Uno dei grandi problemi etici attuali è proprio l’esposizione delle mummie nei musei. Ci sono ragioni didattiche e ci sono ragioni economiche. La morte attira sempre. Non c’è mostra egizia dove non venga richiesto di infilarci almeno un sarcofago. È un grande dilemma e, a mio avviso, le mummie possono essere esposte cercando però di non indulgere nel macabro e nel pornografico. Quando ero curatore della raccolta milanese pretesi che la mummia maschile, che era stata sbendata ed era esposta con i genitali ben visibili, fosse coperta con un panno di lino fino al collo. È un discorso assai delicato che mi ha portato a pretendere di farmi incenerire. Mi permetta la battuta per alleggerirlo questo discorso.

La tomba di Tutankhamon, già oggetto di restauri, è in sofferenza? È vero che esiste il rischio di chiuderla al pubblico a causa del flusso turistico di massa?

La sofferenza della tomba è iniziata subito.

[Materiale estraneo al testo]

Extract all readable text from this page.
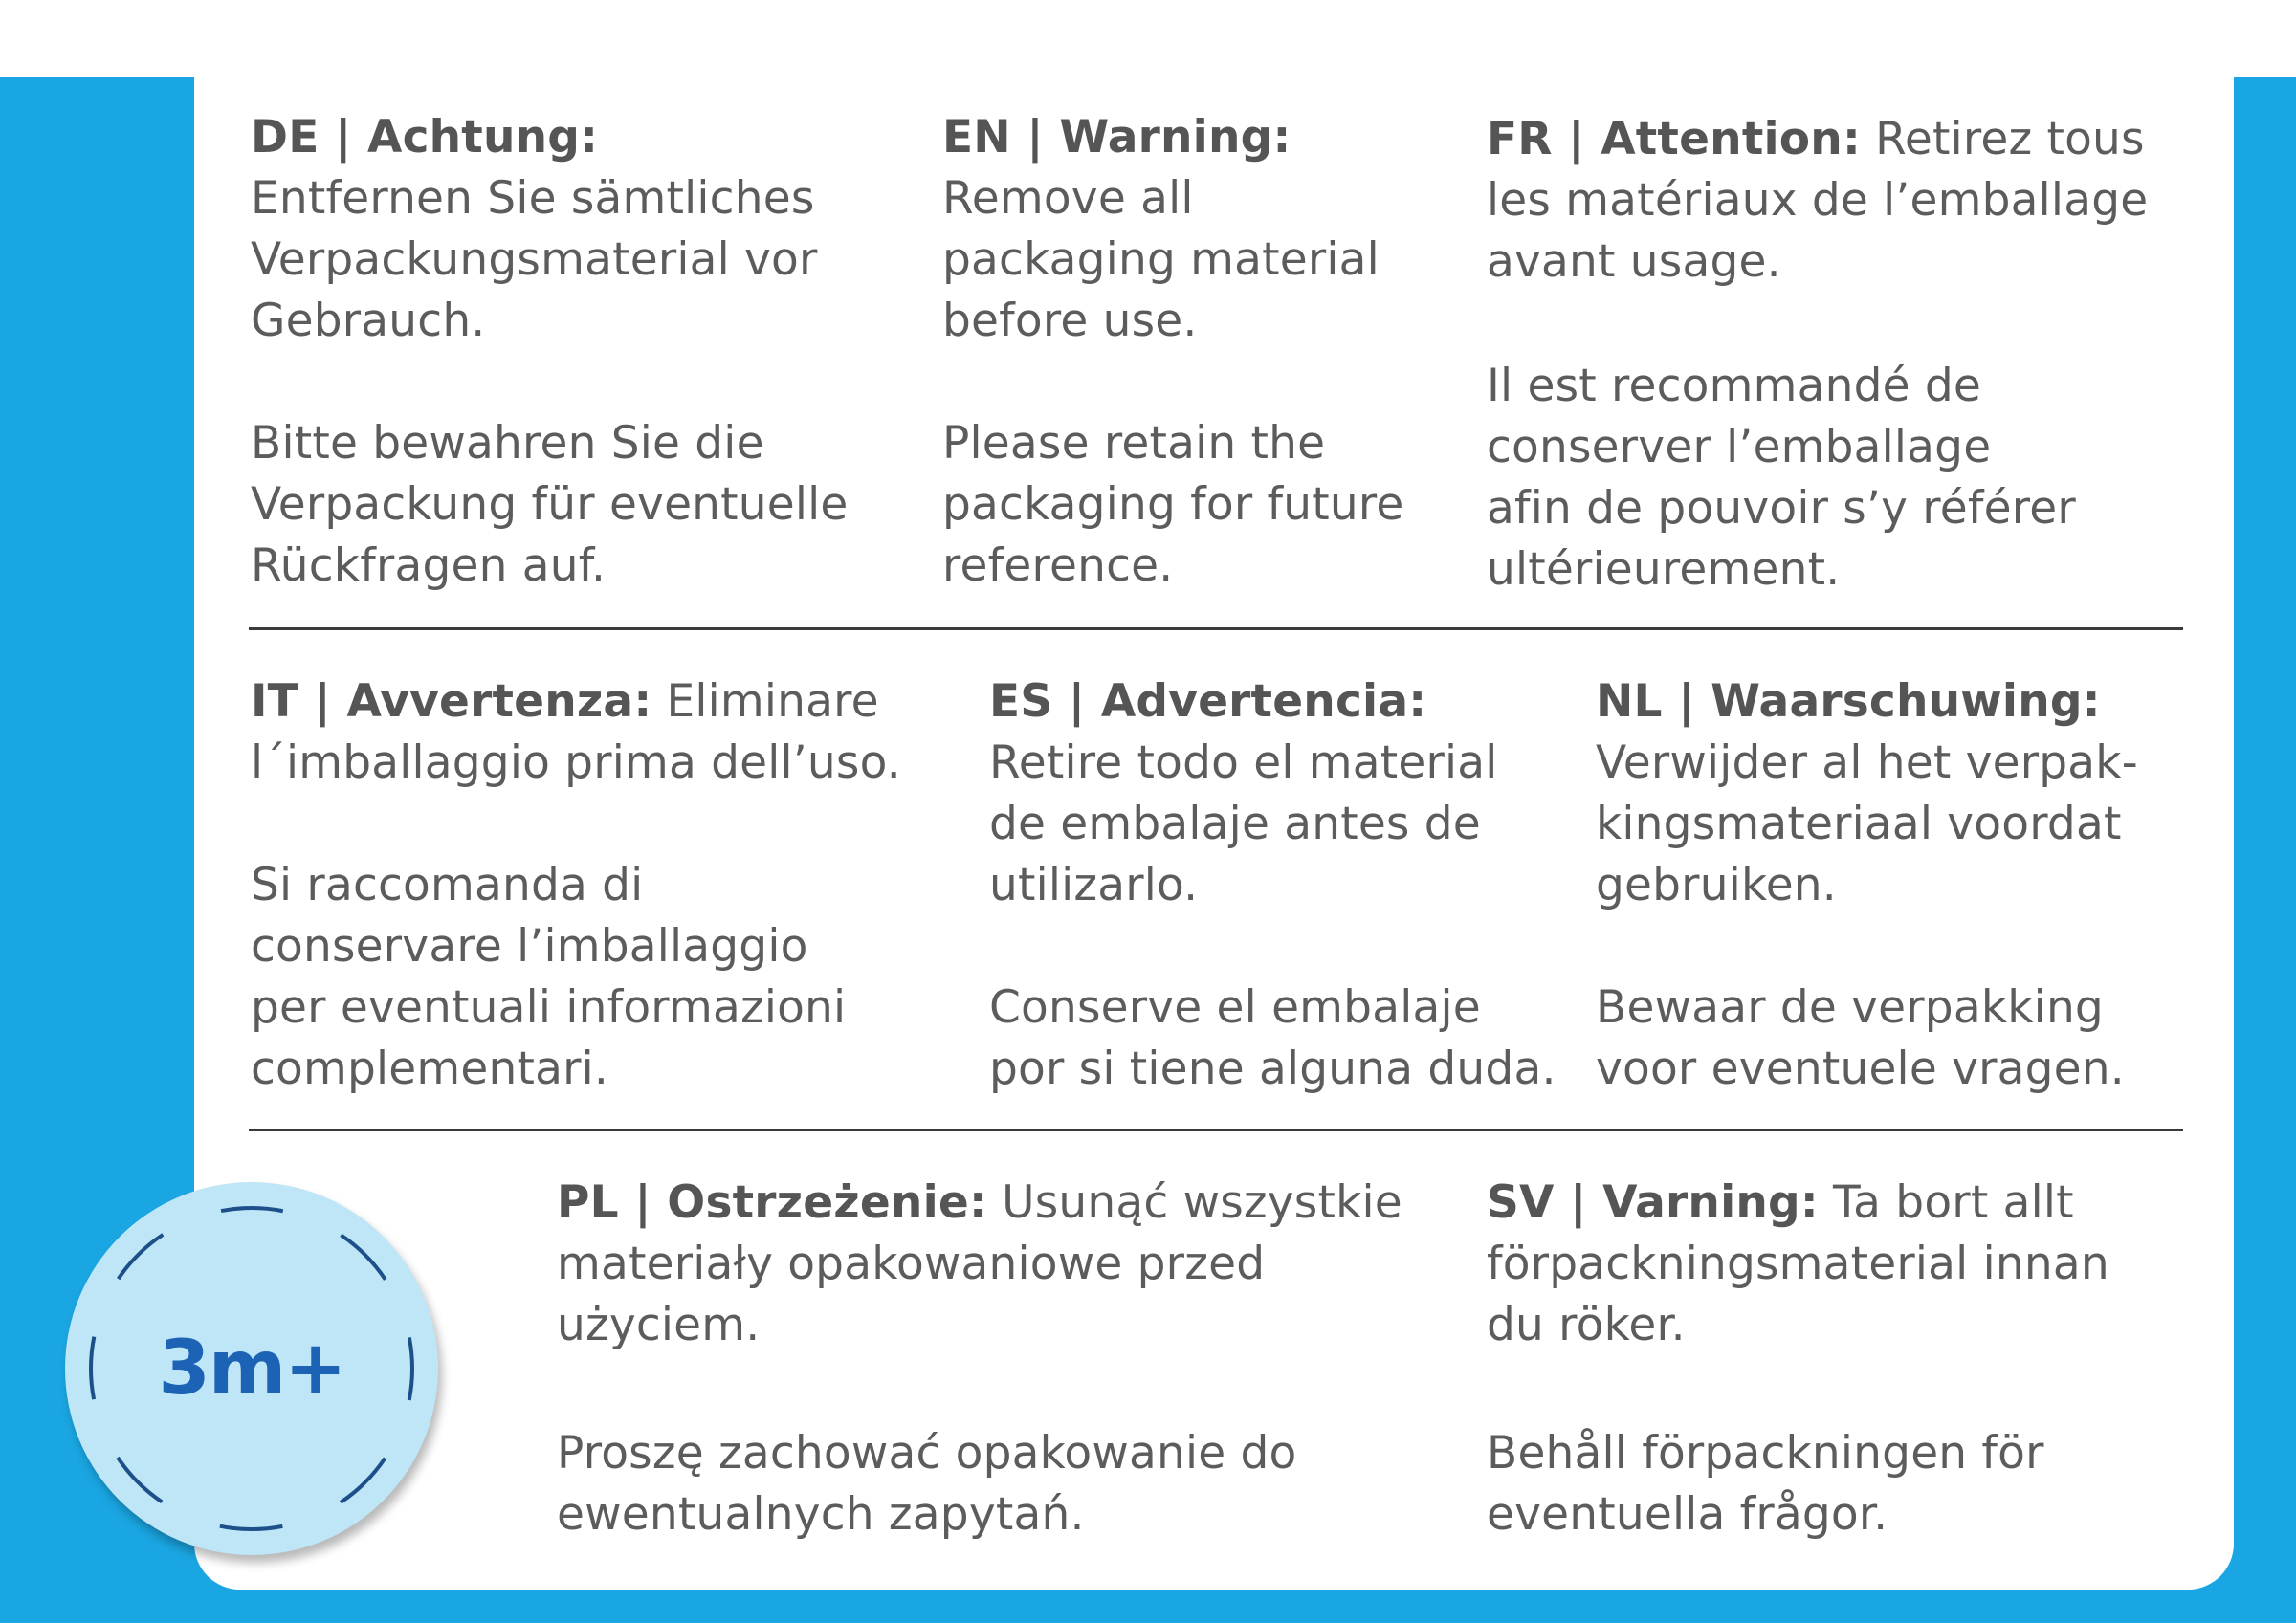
DE | Achtung:
Entfernen Sie sämtliches
Verpackungsmaterial vor
Gebrauch.

Bitte bewahren Sie die
Verpackung für eventuelle
Rückfragen auf.

EN | Warning:
Remove all
packaging material
before use.

Please retain the
packaging for future
reference.

FR | Attention: Retirez tous
les matériaux de l’emballage
avant usage.

Il est recommandé de
conserver l’emballage
afin de pouvoir s’y référer
ultérieurement.

IT | Avvertenza: Eliminare
l´imballaggio prima dell’uso.

Si raccomanda di
conservare l’imballaggio
per eventuali informazioni
complementari.

ES | Advertencia:
Retire todo el material
de embalaje antes de
utilizarlo.

Conserve el embalaje
por si tiene alguna duda.

NL | Waarschuwing:
Verwijder al het verpak-
kingsmateriaal voordat
gebruiken.

Bewaar de verpakking
voor eventuele vragen.

PL | Ostrzeżenie: Usunąć wszystkie
materiały opakowaniowe przed
użyciem.

Proszę zachować opakowanie do
ewentualnych zapytań.

SV | Varning: Ta bort allt
förpackningsmaterial innan
du röker.

Behåll förpackningen för
eventuella frågor.

3m+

Alcuni segni sono antichi, come la presenza di macchioline marroni di origine microbica sulle pareti, favorite dall’ambiente caldo-umido e originatesi quando la tomba è stata sigillata. Se il numero dei visitatori dell’ipogeo si mantenesse costante non ci dovrebbero essere gravi pericoli di degrado, mentre la chiusura improvvisa può provocare un repentino abbassamento dell’umidità che fa male quanto un innalzamento rapido e inaspettato. Si pensi che durante la guerra del Golfo le tombe della Valle dei Re furono chiuse perché mancavano i turisti e la pittura di alcuni soffitti, seccandosi, si sfogliò. Non è chiudendo che si salva dal deterioramento.

Lei è anche scrittore, il suo primo romanzo su Tutankhamon e uscito tre anni fa. Romanzare non è un po’ tradire l’archeologia che è scienza?

Le dirò, scrivendolo mi sono accorto che, per assurdo, bisogna essere più precisi come romanzieri che come storici, perché in un romanzo tutto deve tornare.

Ovvero ogni cosa deve stare al suo posto?

Se il personaggio Tutankhamon deve morire, non lo puoi far morire in quattro modi diversi, come farebbe un egittologo seguendo le sue ipotesi. E la morte deve essere verosimile o, meglio, devi scegliere quella che deriva dall’intero racconto.

Lungi da me lo spoilerare, ma allora come muore il “suo” Tutankhamon?

Il dato archeologico non dà sicurezza, non ci sono tracce e io perciò ho lasciato questa incertezza.

Per concludere, paradossalmente, il romanzo le ha permesso di ricostruire fedelmente la storia di Tutankhamon?

Non permesso, ma costretto. Mi ha costretto a dare consequenzialità a tutta la storia. Una storia che ci stimola a fare i conti con il presente, passato e futuro, perché tutti e tre parte di un unico romanzo. Il nostro.